Boomer Mom vs. the Modern Office

| 30 Oct 2020 | 09:54

Even with 40 years as a New York City professional, I cannot help my 23-year-old daughter Meg, who’s recently gone back to working on premises, navigate her career.

Too much has changed over the decades, and I’m not just talking about technology. For the last quarter century, I have worked off-premises as a freelancer — #WFH in today’s COVID vernacular, so I do not/cannot understand what the day-to-day of office life really entails, especially in the past couple of years.

What I’ve come to understand is that Human Resources is more powerful and much more involved in situations that arise between employees or employees and their superiors than when I was a younger woman. I’m not qualified to say as to whether this is good or bad; I assume as with anything else there are pros and cons. Some days it must be a relief that HR, acting like an involved parent of adult children, can be turned to for backup, while other days the department probably oversteps making more of a problem than the circumstances merit.

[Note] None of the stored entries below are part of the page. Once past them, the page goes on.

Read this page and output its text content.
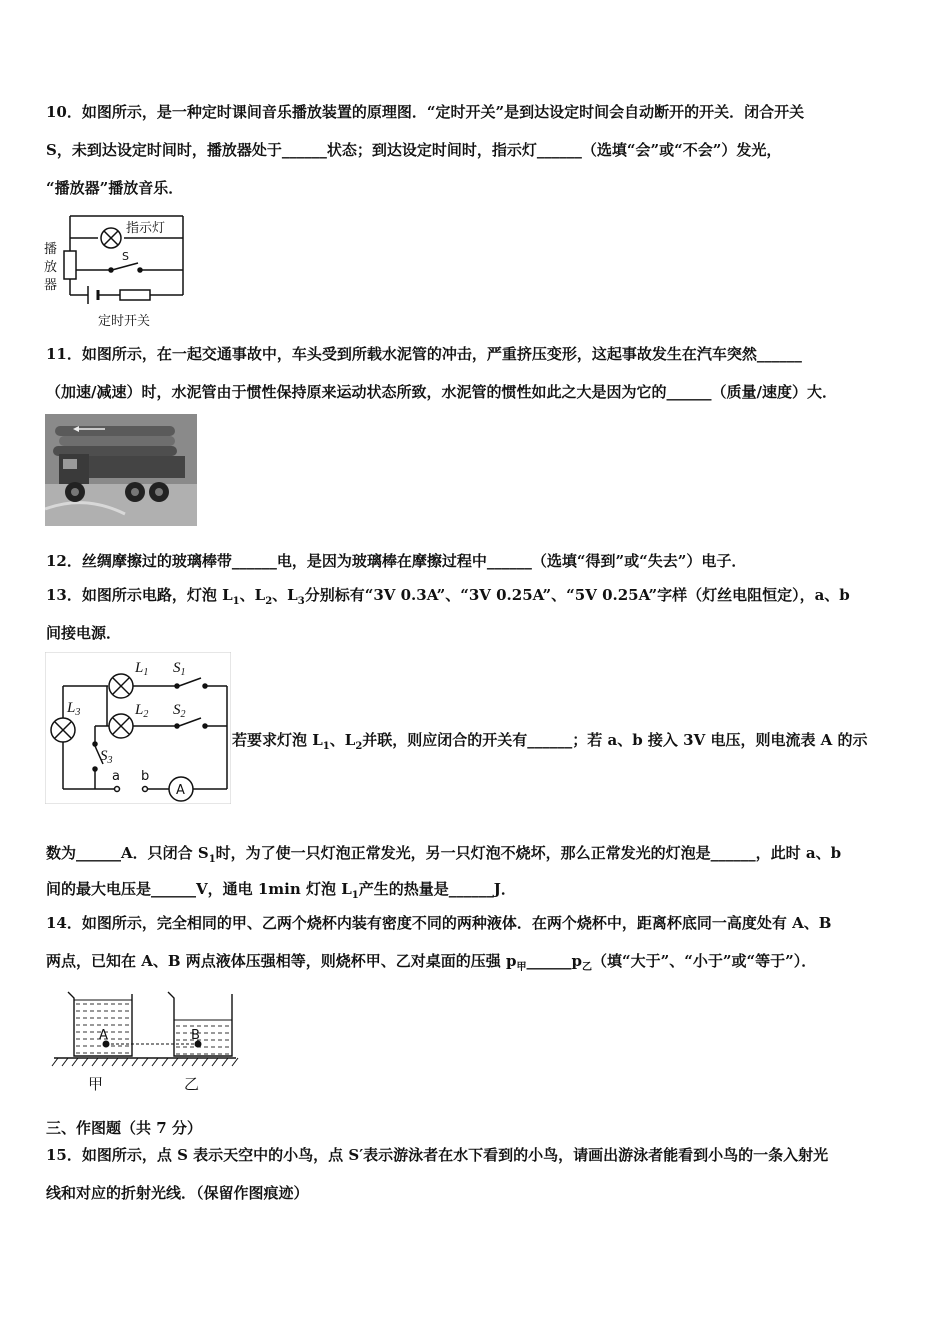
10．如图所示，是一种定时课间音乐播放装置的原理图．“定时开关”是到达设定时间会自动断开的开关．闭合开关
S，未到达设定时间时，播放器处于______状态；到达设定时间时，指示灯______（选填“会”或“不会”）发光，
“播放器”播放音乐．
指示灯
S
播
放
器
定时开关
11．如图所示，在一起交通事故中，车头受到所载水泥管的冲击，严重挤压变形，这起事故发生在汽车突然______
（加速/减速）时，水泥管由于惯性保持原来运动状态所致，水泥管的惯性如此之大是因为它的______（质量/速度）大．
12．丝绸摩擦过的玻璃棒带______电，是因为玻璃棒在摩擦过程中______（选填“得到”或“失去”）电子．
13．如图所示电路，灯泡 $L_1$、$L_2$、$L_3$分别标有“3V 0.3A”、“3V 0.25A”、“5V 0.25A”字样（灯丝电阻恒定），a、b
间接电源．
$L_1$ $S_1$
$L_2$ $S_2$
$L_3$
$S_3$
a b
A
若要求灯泡 $L_1$、$L_2$并联，则应闭合的开关有______；若 a、b 接入 3V 电压，则电流表 A 的示
数为______A．只闭合 $S_1$时，为了使一只灯泡正常发光，另一只灯泡不烧坏，那么正常发光的灯泡是______，此时 a、b
间的最大电压是______V，通电 1min 灯泡 $L_1$产生的热量是______J．
14．如图所示，完全相同的甲、乙两个烧杯内装有密度不同的两种液体．在两个烧杯中，距离杯底同一高度处有 A、B
两点，已知在 A、B 两点液体压强相等，则烧杯甲、乙对桌面的压强 $p_甲\_\_\_\_\_\_p_乙$（填“大于”、“小于”或“等于”）．
A	B
甲	乙
三、作图题（共 7 分）
15．如图所示，点 S 表示天空中的小鸟，点 S′表示游泳者在水下看到的小鸟，请画出游泳者能看到小鸟的一条入射光
线和对应的折射光线．（保留作图痕迹）
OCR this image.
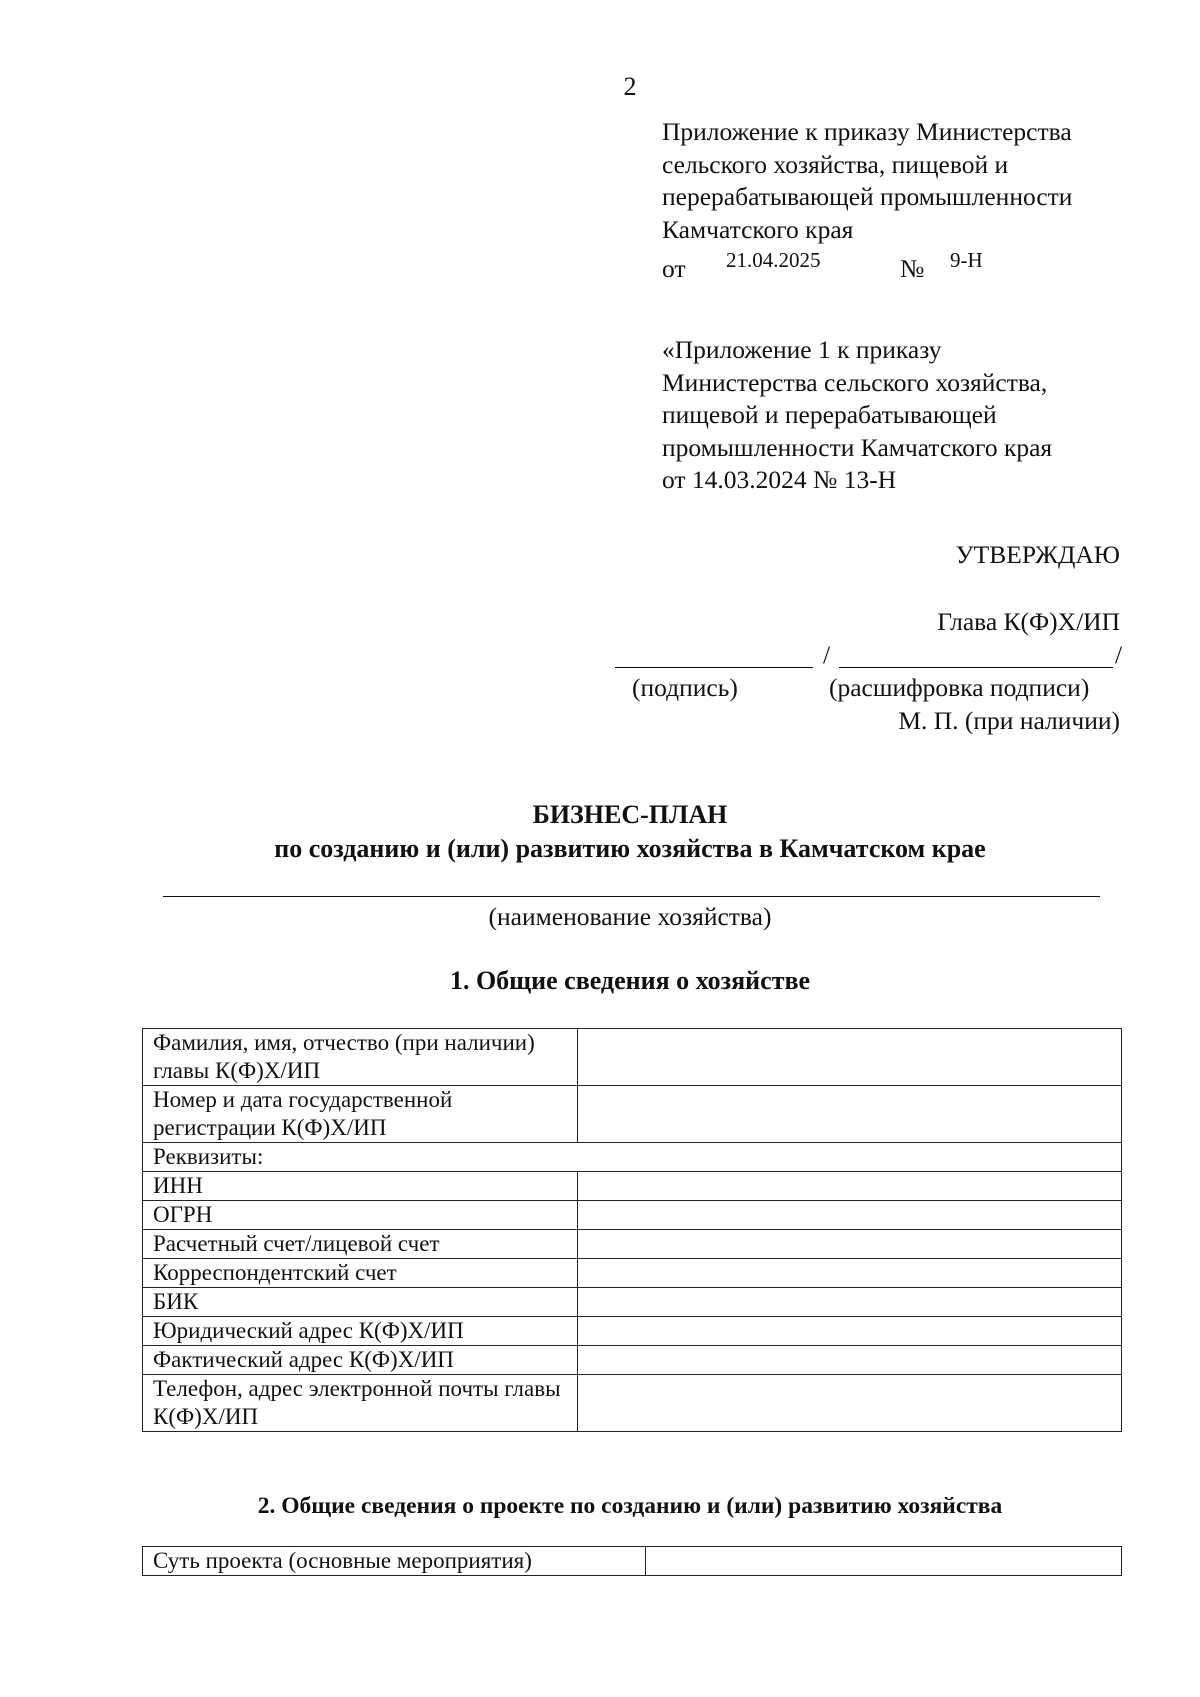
2
Приложение к приказу Министерства
сельского хозяйства, пищевой и
перерабатывающей промышленности
Камчатского края
от 21.04.2025	№ 9-Н
«Приложение 1 к приказу
Министерства сельского хозяйства,
пищевой и перерабатывающей
промышленности Камчатского края
от 14.03.2024 № 13-Н
УТВЕРЖДАЮ
Глава К(Ф)Х/ИП
/	/
(подпись)	(расшифровка подписи)
М. П. (при наличии)
БИЗНЕС-ПЛАН
по созданию и (или) развитию хозяйства в Камчатском крае
(наименование хозяйства)
1. Общие сведения о хозяйстве
Фамилия, имя, отчество (при наличии) главы К(Ф)Х/ИП	
Номер и дата государственной регистрации К(Ф)Х/ИП	
Реквизиты:	
ИНН	
ОГРН	
Расчетный счет/лицевой счет	
Корреспондентский счет	
БИК	
Юридический адрес К(Ф)Х/ИП	
Фактический адрес К(Ф)Х/ИП	
Телефон, адрес электронной почты главы К(Ф)Х/ИП	
2. Общие сведения о проекте по созданию и (или) развитию хозяйства
Суть проекта (основные мероприятия)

When I graduated from college set on becoming an advertising copywriter, I joined a major New York agency as support staff, considered the company’s training ground from where it promoted its new crop of writers, art directors and account executives. There was a guy who was even lower on the org. chart then those of my ilk, (receptionist, if I recall) who went to “personnel” to make his career intentions of being a writer known. It was explained he’d have to move into a secretarial/assistant position from his current one and then wait his turn to be plucked for the job he wanted.

Taking matters into his own hands, the upstart found an art director whose writer had just left the agency, offered to step in to help her craft some headlines between answering the phones, impressed the Creative Director, and got the job.

I actually witnessed the head of HR storm off the elevator screaming at him for going behind her back and not following protocol (which was merely a face-saving move on her part), before escorting him to his new office. She had absolutely no say over the Creative Director’s decision.

Look of Disbelief

Several years later when I too had become a writer, I worked in a group where my colleagues and I believed our boss was not behaving on the up-and-up. We marched en masse to HR and were told unceremoniously that we were like “students complaining about the teacher” and if we continued we shouldn’t let the door hit us.

The look of disbelief that crosses the faces of Meg and my 26-year-old son Luke when I share accounts of my 9-to-5 life of yore is followed by their counterpoints, which always begin with the word, “Nowadays.”

Apparently, reporting co-workers to HR — whether it is regarding sexual harassment or the fact that someone’s bracelet jangles too loudly to suit the person at the next desk (I kid you not) — is a part of the daily grind, and that those in that department have come to gain a lot of sway in all areas of company business.

I feel like a 50s housewife when Meg tells me of an assignment she’s doing with an office-intrigue tale chaser, and I tell her to, “Go ask Dad what you should do.” I fear I will steer her in the wrong direction, as for the past two and a half decades I have received my projects via phone, fax, messenger then email and returned them in kind. I always felt grateful to be spared watercooler gossip, pettiness over who had one more pencil than someone else and backstabbing of all stripes. The downside is of course that when I removed myself from the on-staff workforce I could no longer speak from experience about how things are done, or as Neil says: “You have no idea what goes on.”

So, when it comes to advising Meg, I rely upon what I do know will not go out of style regardless of how advanced IT gets or who is in power: say “please” and “thank you;” be on time, have a positive attitude, control your emotions. And foremost, that one’s paycheck is not a gift; you have to earn it, so do your job.

Lorraine Duffy Merkl is the author of two novels and the upcoming “The Last Single Woman In New York City.”